Any additional ammunition they get from me they can use in any way they feel appropriate but it's not up to me to call for a by-pass."

He made his remarks at an inquest on Wednesday into the death of Heysham biker Christopher Dale Bell, who collided with a car as it turned right into a driveway on a notorious accident black spot at Low Newton.

The inquest heard how 31-year-old Mr Bell had been out for an evening run with a group of five biking friends on Wednesday July 4 last year before the collision at around 8pm.

Witness Andrew Littlefair, a Carnforth lorry driver, said Mr Bell had overtaken him near Yew Tree Barn at a speed he guessed was between 70 and 80mph.

Moments later, after the bike had returned to its side of the road, he saw the rider brake, then fall from his bike and slide into the front, passenger door of a Vauxhall Nova which was swinging into a drive after 'the narrows' at Low Newton where buildings hem the road.

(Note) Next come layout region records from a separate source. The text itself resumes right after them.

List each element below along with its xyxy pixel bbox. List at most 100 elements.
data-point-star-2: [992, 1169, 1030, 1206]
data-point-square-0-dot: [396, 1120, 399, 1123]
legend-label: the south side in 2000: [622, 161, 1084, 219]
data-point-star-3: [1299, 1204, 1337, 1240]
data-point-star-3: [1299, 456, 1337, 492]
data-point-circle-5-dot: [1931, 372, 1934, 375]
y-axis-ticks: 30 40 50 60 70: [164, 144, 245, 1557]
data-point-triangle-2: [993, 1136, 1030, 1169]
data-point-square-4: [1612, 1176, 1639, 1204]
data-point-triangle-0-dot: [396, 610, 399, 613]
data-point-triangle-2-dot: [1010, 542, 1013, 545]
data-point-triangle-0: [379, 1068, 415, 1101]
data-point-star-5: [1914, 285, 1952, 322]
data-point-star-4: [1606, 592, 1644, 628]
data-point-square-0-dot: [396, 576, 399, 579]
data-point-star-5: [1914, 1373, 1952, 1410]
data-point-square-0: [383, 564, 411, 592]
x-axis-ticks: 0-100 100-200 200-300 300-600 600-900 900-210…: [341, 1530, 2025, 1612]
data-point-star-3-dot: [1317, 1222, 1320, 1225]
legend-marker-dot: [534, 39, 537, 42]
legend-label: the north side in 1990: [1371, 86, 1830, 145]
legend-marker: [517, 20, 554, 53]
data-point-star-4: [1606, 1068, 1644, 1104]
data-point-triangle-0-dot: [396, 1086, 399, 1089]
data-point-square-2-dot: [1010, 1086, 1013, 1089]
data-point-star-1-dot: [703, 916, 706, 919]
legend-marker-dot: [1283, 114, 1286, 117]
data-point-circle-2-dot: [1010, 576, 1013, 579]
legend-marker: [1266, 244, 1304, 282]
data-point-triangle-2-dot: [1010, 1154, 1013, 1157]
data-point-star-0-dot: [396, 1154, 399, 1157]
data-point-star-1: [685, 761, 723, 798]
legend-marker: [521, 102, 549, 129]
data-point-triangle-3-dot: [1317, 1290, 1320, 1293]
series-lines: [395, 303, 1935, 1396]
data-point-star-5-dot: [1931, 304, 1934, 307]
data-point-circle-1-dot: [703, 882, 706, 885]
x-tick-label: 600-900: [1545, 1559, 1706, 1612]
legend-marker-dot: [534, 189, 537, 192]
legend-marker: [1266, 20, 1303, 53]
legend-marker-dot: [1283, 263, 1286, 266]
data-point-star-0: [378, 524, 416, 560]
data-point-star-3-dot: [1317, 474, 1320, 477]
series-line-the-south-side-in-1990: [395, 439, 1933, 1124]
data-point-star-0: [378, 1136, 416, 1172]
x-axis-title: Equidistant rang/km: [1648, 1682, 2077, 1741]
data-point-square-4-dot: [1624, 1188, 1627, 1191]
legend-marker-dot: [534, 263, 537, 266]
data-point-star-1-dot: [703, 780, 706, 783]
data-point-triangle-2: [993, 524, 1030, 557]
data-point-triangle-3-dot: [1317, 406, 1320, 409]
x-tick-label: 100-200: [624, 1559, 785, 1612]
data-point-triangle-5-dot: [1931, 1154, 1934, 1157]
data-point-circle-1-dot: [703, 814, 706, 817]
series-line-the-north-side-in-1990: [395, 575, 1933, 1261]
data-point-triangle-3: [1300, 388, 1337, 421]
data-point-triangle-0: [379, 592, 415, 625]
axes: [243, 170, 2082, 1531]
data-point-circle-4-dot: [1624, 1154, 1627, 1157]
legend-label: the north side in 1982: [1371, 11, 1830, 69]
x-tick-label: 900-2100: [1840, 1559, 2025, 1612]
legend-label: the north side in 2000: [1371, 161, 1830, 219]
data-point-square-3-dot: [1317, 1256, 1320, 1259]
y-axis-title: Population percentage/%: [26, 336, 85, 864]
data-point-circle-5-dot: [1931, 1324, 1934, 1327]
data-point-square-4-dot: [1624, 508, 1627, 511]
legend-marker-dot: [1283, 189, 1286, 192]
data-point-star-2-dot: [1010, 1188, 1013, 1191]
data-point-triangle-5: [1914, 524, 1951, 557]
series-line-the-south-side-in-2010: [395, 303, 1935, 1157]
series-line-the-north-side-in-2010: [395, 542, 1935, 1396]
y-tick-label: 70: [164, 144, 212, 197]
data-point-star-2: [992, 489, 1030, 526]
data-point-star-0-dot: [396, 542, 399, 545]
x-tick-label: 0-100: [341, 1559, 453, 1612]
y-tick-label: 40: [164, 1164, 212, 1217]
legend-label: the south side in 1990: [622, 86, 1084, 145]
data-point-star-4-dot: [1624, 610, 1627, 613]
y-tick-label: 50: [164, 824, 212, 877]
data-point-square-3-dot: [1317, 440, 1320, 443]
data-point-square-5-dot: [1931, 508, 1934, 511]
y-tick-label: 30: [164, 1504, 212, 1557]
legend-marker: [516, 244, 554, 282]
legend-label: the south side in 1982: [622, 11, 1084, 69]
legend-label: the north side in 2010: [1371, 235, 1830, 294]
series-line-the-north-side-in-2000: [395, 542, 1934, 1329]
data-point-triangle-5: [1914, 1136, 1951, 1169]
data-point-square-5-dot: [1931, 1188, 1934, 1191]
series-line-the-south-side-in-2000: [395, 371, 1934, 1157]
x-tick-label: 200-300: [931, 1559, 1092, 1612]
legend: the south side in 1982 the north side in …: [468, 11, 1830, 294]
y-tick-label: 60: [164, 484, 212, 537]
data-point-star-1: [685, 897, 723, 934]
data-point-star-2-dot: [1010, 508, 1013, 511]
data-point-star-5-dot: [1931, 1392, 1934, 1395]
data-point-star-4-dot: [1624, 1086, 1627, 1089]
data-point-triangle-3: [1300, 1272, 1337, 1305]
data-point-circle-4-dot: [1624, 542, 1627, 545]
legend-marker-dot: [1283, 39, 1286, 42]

Mr Bell died shortly afterwards of multiple injuries.

Police accident investigator Jon Skelton said there was "no way anyone could tell" how fast Mr Bell was travelling or establish with absolute certainty whether the car driver - 20-year-old nanny and nursery nurse Helen McMillan - saw Mr Bell before starting her turn.

Mr Bell's friend Roderick Lund, a police officer from Catterall, said he had been leading the biking group and reported that Miss McMillan was in the middle of the road when he and another friend passed her.

"She looked startled, so I indicated to her to stop as best I could.

I thought she was going to turn across in front.

When I realised she had seen me I thought she was going to turn in front of others."

Mr Lund and fellow biker James Redford of Morecambe also maintained that Miss McMillan was not wearing glasses, which they later learned she needed.

But Mr Smith dismissed the idea that Miss McMillan's sight had any bearing on the accident, saying he believed Miss McMillan when she said she was wearing her spectacles and that Mr Lund and Mr Geary could have been mistaken in the confusion of the accident.

Summing up, he said the collision was caused by an "awful and tragic" combination of factors.

He concluded that Mr Bell was probably travelling at the then legal limit of 60mph, but that his speed was still "a contributory factor" and the fact that he was also riding a borrowed bike had possibly affected the effectiveness of his braking.

Mr Smith also stressed that he believed Mr Bell was not in view when Miss McMillan started to turn right, although he suggested that her inexperience at the wheel, having passed her test around six months before the collision, meant she had possibly taken longer on her manoeuvre.

But he also made clear his view that the road had a part to play and criticised a 1996 planning decision to allow the conversion of Oakbarn into a residential property with an access onto the A590 - even though the Highways Agency had permitted the drive after consultation and decided that enforcement action was not necessary when it transpired that the drive was not built according to the approved plans.

"That piece of road has been notorious for many years, all I can say is that it is a source of regret that not more thought was given to the safety issues for a property there," he said.